The New Television: Are you afraid of TiVo?

Dec 2, 2002  •  Post A Comment

At this moment, there are probably more burglars inside American homes than digital video recorders. But if you listen to network executives, there’s more to fear from a TiVo than a thief.
The execs say that DVRs, which are now in fewer than 2 million U.S. homes, could eliminate the 30-second commercial, disrupt traditional TV schedules and further reduce the nation’s attention span. If you believe the rhetoric, television hasn’t seen a disrupting influence like this since David Caruso left “NYPD Blue.” The DVR’s capacity to pause live TV, skip commercials and record up to 100 hours of programming has the execs shaking in their Guccis.
But I believe that many of their concerns are unwarranted and are based on a fear of the unknown. If the TV executives actually used a TiVo or a ReplayTV on a regular basis, they would know that the DVR will bring change, not chaos. Viewing habits will be modified, but not dramatically altered. In addition, the DVR could create new opportunities for both advertising and programming.
Below are some of my forecasts on how the DVR will change television. The predictions are based on initial industry research, my firsthand experience of owning DVRs and interviews with fellow DVR owners.
Appointment TV will survive: Some futurists have said that the DVR will eliminate the traditional TV schedule. They predict that the networks will download each week’s shows (other than live events, such as sports) at the beginning of the week and the DVR owner will watch them at his or her leisure.
I think this is nonsense. If a show is compelling, people will still plan their schedules around it. For example, I am hooked on “The Sopranos,” and there’s no way I will wait a second longer to find out what happened in each Sunday’s episode. However, I am a casual fan of Fox’s “24,” which I “TiVo” every Tuesday and watch later in the week.
When DVRs are in 30 million to 50 million homes, the prime-time schedule may be different; perhaps networks will broadcast just one or two shows each evening. But the networks will always be able to guarantee advertisers an audience with certain shows at certain times.
Advertising models will change: The DVR permits users to skip or fast-forward through commercials. (ReplayTV has a 30-second skip button while TiVo requires you to fast-forward through ads.) Network executives have expressed concern that DVR owners will not watch commercials during the playback of a recorded show. But this is just the talk of alarmists. A recent PVR Monitor study found that fewer than 25 percent of DVR owners say they never watch commercials, which is probably not much more than the VCR audience.
In addition, based on my experience and interviews with other users, DVR owners usually skip spots during certain shows, such as intense dramas. You fast-forward the commercials because you want to get to the next scene to find out what happened. However, while watching more light-hearted fare such as sitcoms and variety shows, you tend to let the commercials run.
If this becomes a trend, it could change the way commercials are placed. Advertising officials traditionally believe that viewers are more likely to watch a commercial if they are absorbed in the show. However, with a DVR, they might be more likely to skip it.

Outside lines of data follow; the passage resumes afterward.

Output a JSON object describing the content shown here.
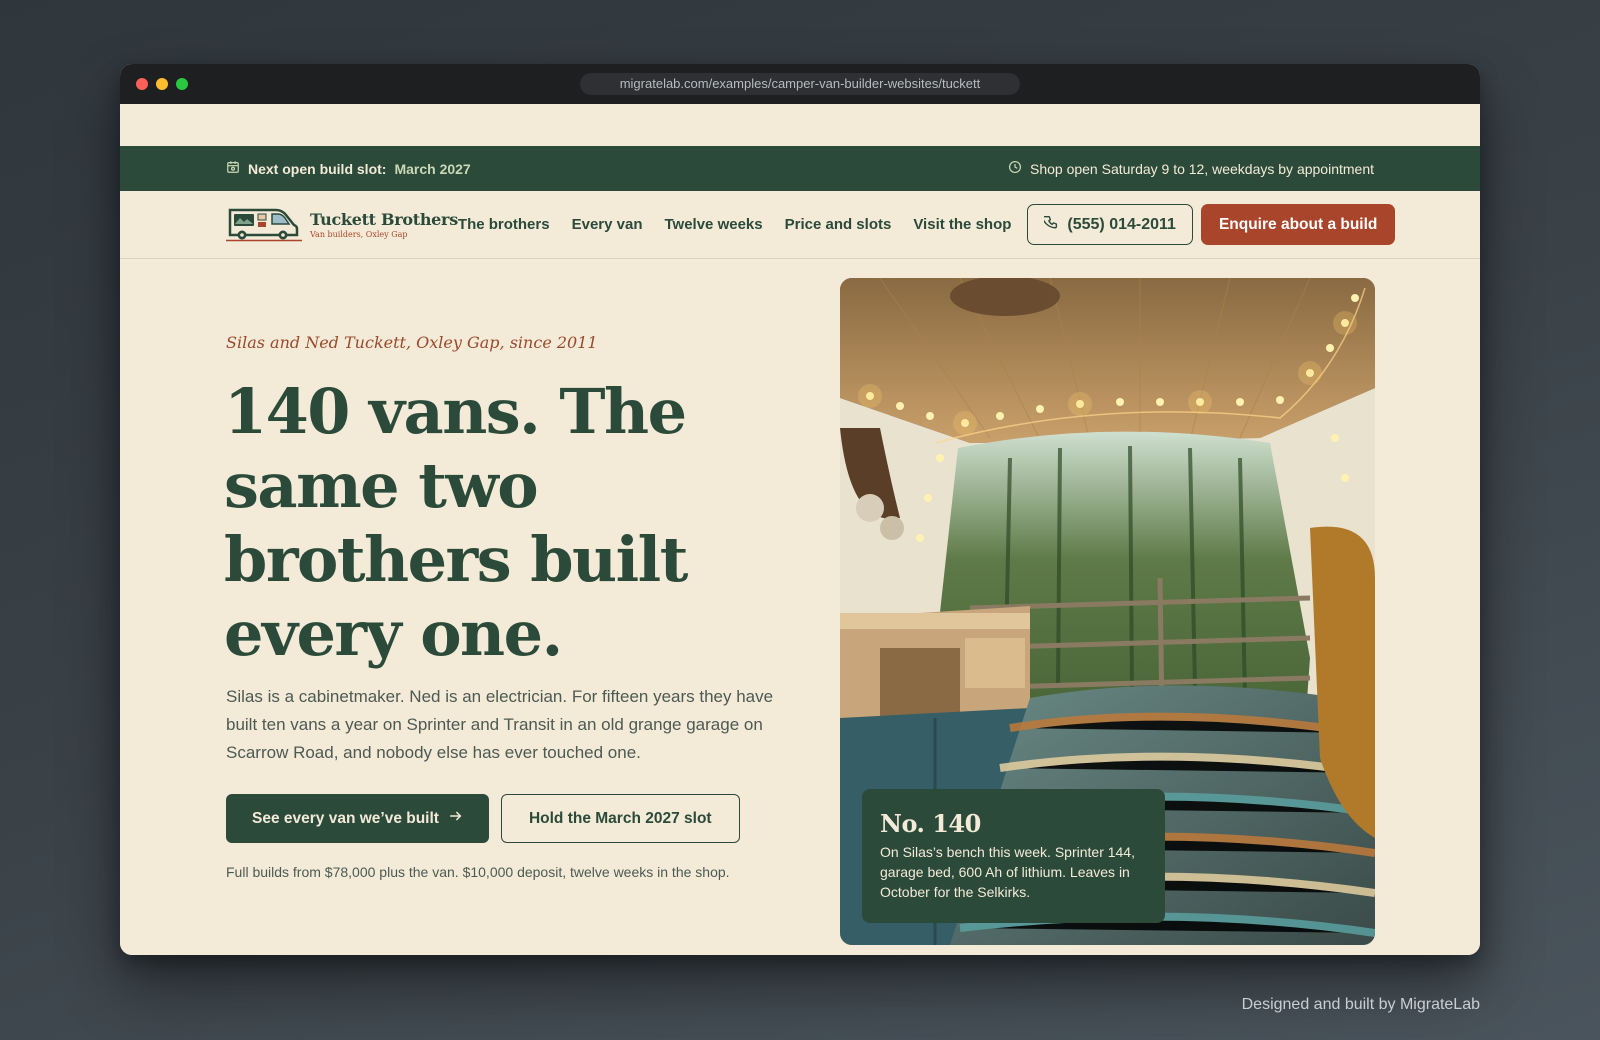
{
  "browser": {
    "url": "migratelab.com/examples/camper-van-builder-websites/tuckett"
  },
  "announce": {
    "slot_label": "Next open build slot:",
    "slot_date": "March 2027",
    "hours": "Shop open Saturday 9 to 12, weekdays by appointment"
  },
  "brand": {
    "name": "Tuckett Brothers",
    "tagline": "Van builders, Oxley Gap",
    "colors": {
      "green": "#2c4a3a",
      "rust": "#a9452a",
      "cream": "#f3ead8"
    }
  },
  "nav": {
    "items": [
      {
        "label": "The brothers"
      },
      {
        "label": "Every van"
      },
      {
        "label": "Twelve weeks"
      },
      {
        "label": "Price and slots"
      },
      {
        "label": "Visit the shop"
      }
    ],
    "phone": "(555) 014-2011",
    "enquire": "Enquire about a build"
  },
  "hero": {
    "eyebrow": "Silas and Ned Tuckett, Oxley Gap, since 2011",
    "headline": "140 vans. The same two brothers built every one.",
    "lede": "Silas is a cabinetmaker. Ned is an electrician. For fifteen years they have built ten vans a year on Sprinter and Transit in an old grange garage on Scarrow Road, and nobody else has ever touched one.",
    "cta_primary": "See every van we’ve built",
    "cta_secondary": "Hold the March 2027 slot",
    "fineprint": "Full builds from $78,000 plus the van. $10,000 deposit, twelve weeks in the shop."
  },
  "feature": {
    "number": "No. 140",
    "description": "On Silas’s bench this week. Sprinter 144, garage bed, 600 Ah of lithium. Leaves in October for the Selkirks."
  },
  "footer": {
    "credit": "Designed and built by MigrateLab"
  },
  "icons": {
    "calendar": "calendar-icon",
    "clock": "clock-icon",
    "phone": "phone-icon",
    "arrow": "arrow-right-icon"
  }
}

Blurring of entertainment ads: With advertising models in flux, DVR companies and their content partners will offer viewers special programs designed to entertain as well as promote. For instance, TiVo recently downloaded a short thriller from BMWFilms.com, the advertainment site operated by the car company. The film, which was directed by John Woo and starred Clive Owen (“Croupier”), featured the most exciting car chase I’ve seen on film since “Bullitt.” Who cares if the objective was to pitch BMWs?
Never miss a favorite show: The networks spend millions on print and TV advertising to remind viewers to watch their favorite show every week. However, with a TiVo, you can make sure you never miss it by clicking the “Season Pass” feature; the set-top will automatically record the program every time it’s on. In a few years, rather than relying strictly on advertising, the networks will start encouraging viewers to get “Season Passes” for their shows. The Season Pass could become as important as the “bookmark” in Web browsing.
Although the DVR has yet to achieve critical mass, some industry analysts say it could be in 30 million homes by the next five years. TV executives need to get ready. But I would suggest that they drop the rhetoric and start the research.